Mean absolute numbers of natural killer (NK) cells, CD4+, naïve CD4+, and memory/effector CD4+ cells at days 28 (TBI n=16, FLU/TBI n=7) and 90 (TBI n=8, FLU/TBI n=13) post-transplant in patients conditioned with 2 Gy total body irradiation only (TBI) or in combination with 90 mg/m2 fludarabine (FLU/TBI). Bars represent standard error of the mean. P-values are two-tailed.

Figure 3. Graft-versus-host disease

Cumulative incidences of grade II-IV acute (A) and chronic (B) GVHD among patients conditioned with 2 Gy total body irradiation only (TBI) or in combination with 90 mg/m2 fludarabine (FLU/TBI).

Figure 4. Non-relapse mortality

Cumulative incidence of non-relapse mortality among patients conditioned with 2 Gy total body irradiation only (TBI) or in combination with 90 mg/m2 fludarabine (FLU/TBI).
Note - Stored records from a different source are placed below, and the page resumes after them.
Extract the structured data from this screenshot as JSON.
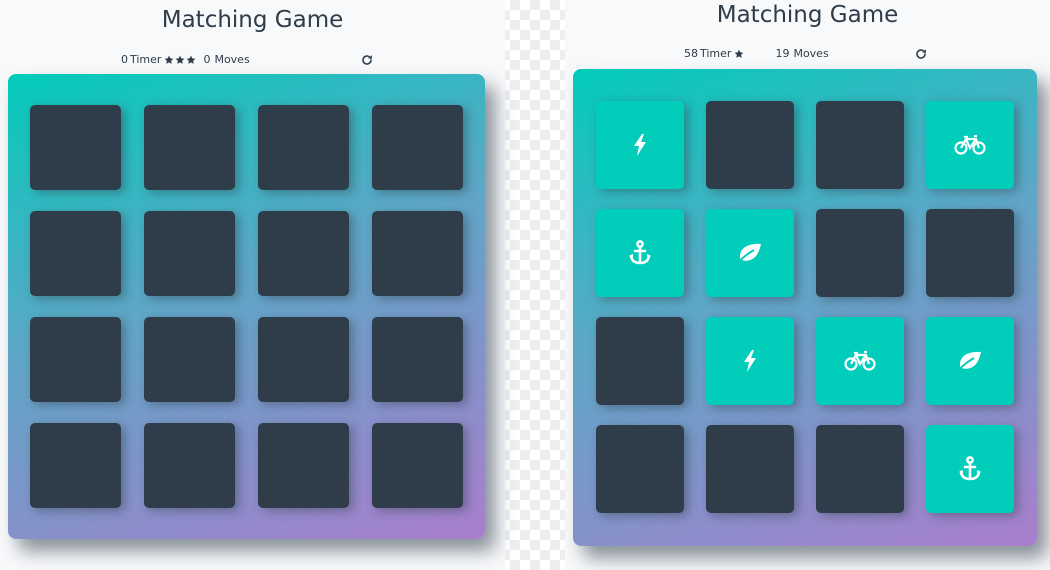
{
  "panels": [
    {
      "title": "Matching Game",
      "timer": "0",
      "timer_label": "Timer",
      "stars": 3,
      "moves": "0",
      "moves_label": "Moves",
      "cards": [
        {
          "state": "closed",
          "icon": ""
        },
        {
          "state": "closed",
          "icon": ""
        },
        {
          "state": "closed",
          "icon": ""
        },
        {
          "state": "closed",
          "icon": ""
        },
        {
          "state": "closed",
          "icon": ""
        },
        {
          "state": "closed",
          "icon": ""
        },
        {
          "state": "closed",
          "icon": ""
        },
        {
          "state": "closed",
          "icon": ""
        },
        {
          "state": "closed",
          "icon": ""
        },
        {
          "state": "closed",
          "icon": ""
        },
        {
          "state": "closed",
          "icon": ""
        },
        {
          "state": "closed",
          "icon": ""
        },
        {
          "state": "closed",
          "icon": ""
        },
        {
          "state": "closed",
          "icon": ""
        },
        {
          "state": "closed",
          "icon": ""
        },
        {
          "state": "closed",
          "icon": ""
        }
      ]
    },
    {
      "title": "Matching Game",
      "timer": "58",
      "timer_label": "Timer",
      "stars": 1,
      "moves": "19",
      "moves_label": "Moves",
      "cards": [
        {
          "state": "match",
          "icon": "bolt-icon"
        },
        {
          "state": "closed",
          "icon": ""
        },
        {
          "state": "closed",
          "icon": ""
        },
        {
          "state": "match",
          "icon": "bicycle-icon"
        },
        {
          "state": "match",
          "icon": "anchor-icon"
        },
        {
          "state": "match",
          "icon": "leaf-icon"
        },
        {
          "state": "closed",
          "icon": ""
        },
        {
          "state": "closed",
          "icon": ""
        },
        {
          "state": "closed",
          "icon": ""
        },
        {
          "state": "match",
          "icon": "bolt-icon"
        },
        {
          "state": "match",
          "icon": "bicycle-icon"
        },
        {
          "state": "match",
          "icon": "leaf-icon"
        },
        {
          "state": "closed",
          "icon": ""
        },
        {
          "state": "closed",
          "icon": ""
        },
        {
          "state": "closed",
          "icon": ""
        },
        {
          "state": "match",
          "icon": "anchor-icon"
        }
      ]
    }
  ],
  "colors": {
    "card_back": "#2e3d49",
    "card_match": "#02ccba",
    "deck_gradient_start": "#02ccba",
    "deck_gradient_end": "#aa7ecd",
    "text": "#2e3d49"
  },
  "restart_icon": "restart-icon",
  "star_icon": "star-icon"
}
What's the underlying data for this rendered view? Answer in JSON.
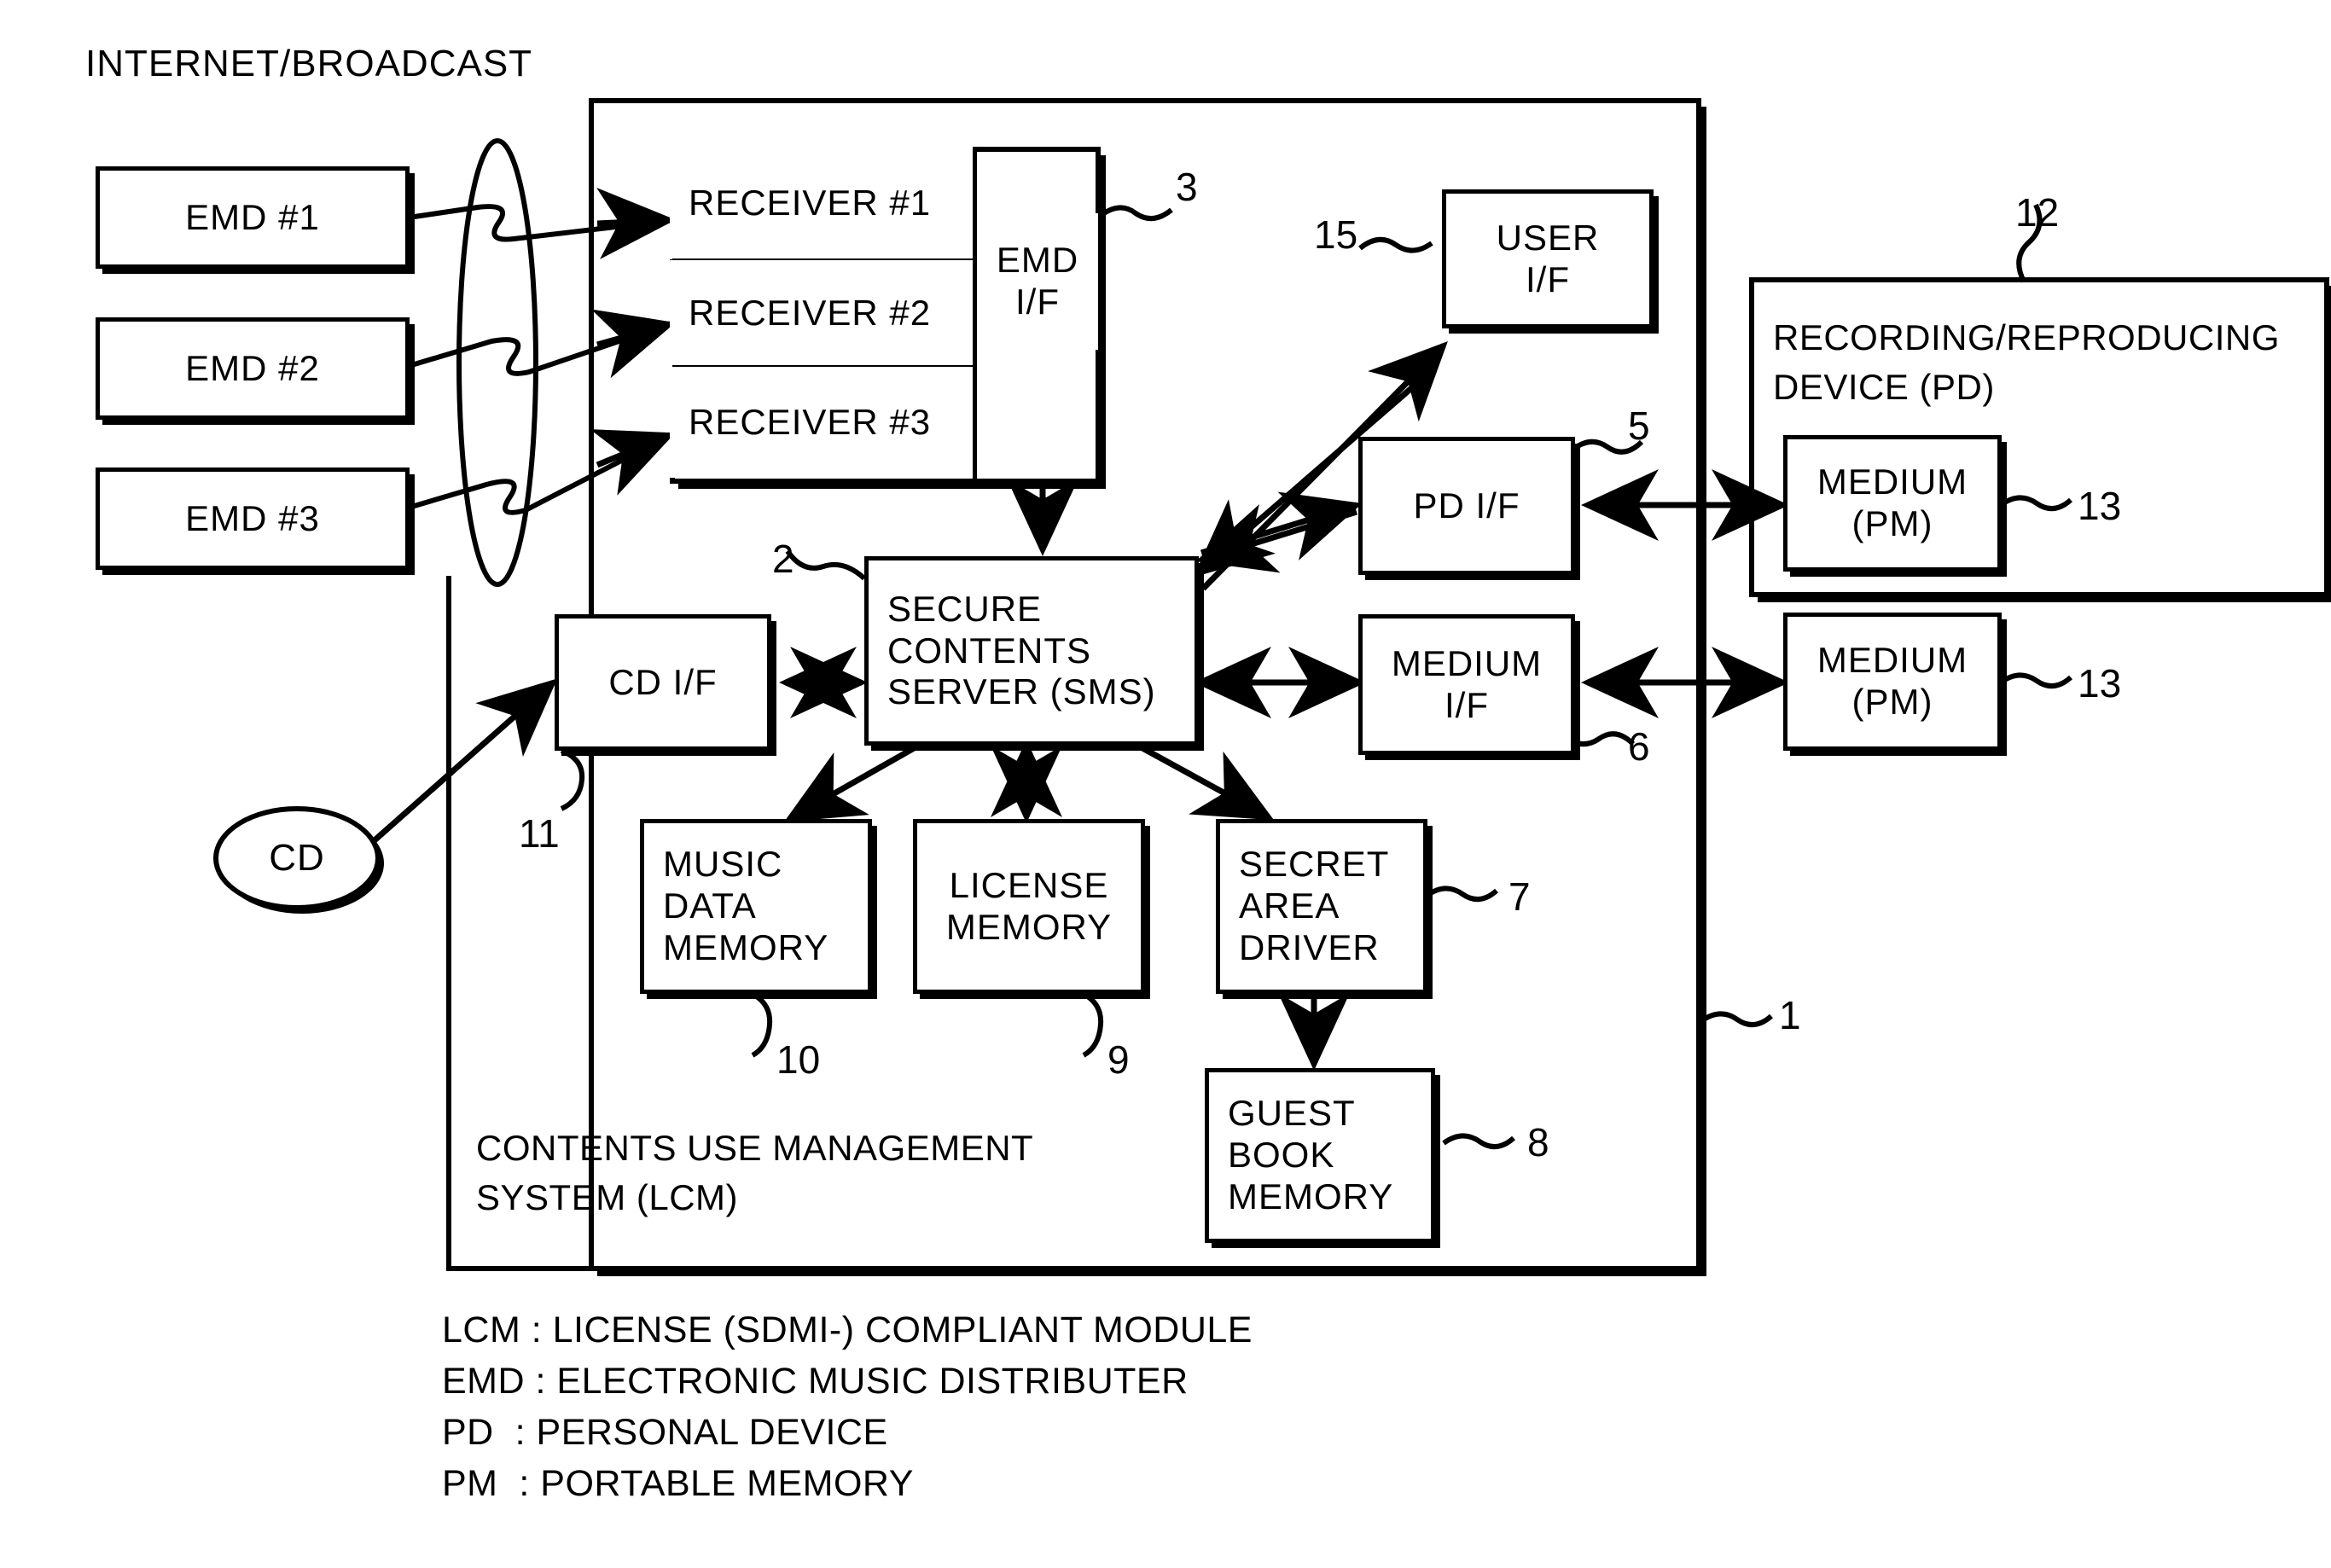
{
  "figure": {
    "top_label": "INTERNET/BROADCAST"
  },
  "sources": {
    "emd_boxes": [
      {
        "label": "EMD #1"
      },
      {
        "label": "EMD #2"
      },
      {
        "label": "EMD #3"
      }
    ],
    "cd": {
      "label": "CD"
    }
  },
  "receiver_unit": {
    "ref": "3",
    "receivers": [
      {
        "label": "RECEIVER #1"
      },
      {
        "label": "RECEIVER #2"
      },
      {
        "label": "RECEIVER #3"
      }
    ],
    "emd_if": {
      "line1": "EMD",
      "line2": "I/F"
    }
  },
  "lcm": {
    "ref": "1",
    "caption_line1": "CONTENTS USE MANAGEMENT",
    "caption_line2": "SYSTEM (LCM)",
    "sms": {
      "ref": "2",
      "line1": "SECURE",
      "line2": "CONTENTS",
      "line3": "SERVER (SMS)"
    },
    "cd_if": {
      "ref": "11",
      "label": "CD I/F"
    },
    "user_if": {
      "ref": "15",
      "line1": "USER",
      "line2": "I/F"
    },
    "pd_if": {
      "ref": "5",
      "label": "PD I/F"
    },
    "medium_if": {
      "ref": "6",
      "line1": "MEDIUM",
      "line2": "I/F"
    },
    "music_data_memory": {
      "ref": "10",
      "line1": "MUSIC",
      "line2": "DATA",
      "line3": "MEMORY"
    },
    "license_memory": {
      "ref": "9",
      "line1": "LICENSE",
      "line2": "MEMORY"
    },
    "secret_area_driver": {
      "ref": "7",
      "line1": "SECRET",
      "line2": "AREA",
      "line3": "DRIVER"
    },
    "guest_book_memory": {
      "ref": "8",
      "line1": "GUEST",
      "line2": "BOOK",
      "line3": "MEMORY"
    }
  },
  "pd_device": {
    "ref": "12",
    "caption_line1": "RECORDING/REPRODUCING",
    "caption_line2": "DEVICE (PD)",
    "medium_inside": {
      "ref": "13",
      "line1": "MEDIUM",
      "line2": "(PM)"
    }
  },
  "medium_standalone": {
    "ref": "13",
    "line1": "MEDIUM",
    "line2": "(PM)"
  },
  "legend": [
    "LCM : LICENSE (SDMI-) COMPLIANT MODULE",
    "EMD : ELECTRONIC MUSIC DISTRIBUTER",
    "PD  : PERSONAL DEVICE",
    "PM  : PORTABLE MEMORY"
  ]
}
Figure 5. Relapse or progression incidence and relapse related mortality

Cumulative incidences of relapse or progression (A) and relapse related mortality among patients conditioned with 2 Gy total body irradiation only (TBI) or in combination with 90 mg/m2 fludarabine (FLU/TBI).

Figure 6. Progression free survival and overall survival

Cumulative incidences of progression free survival (A) and overall survival (B) among patients conditioned with 2 Gy total body irradiation only (TBI) or in combination with 90 mg/m2 fludarabine (FLU/TBI).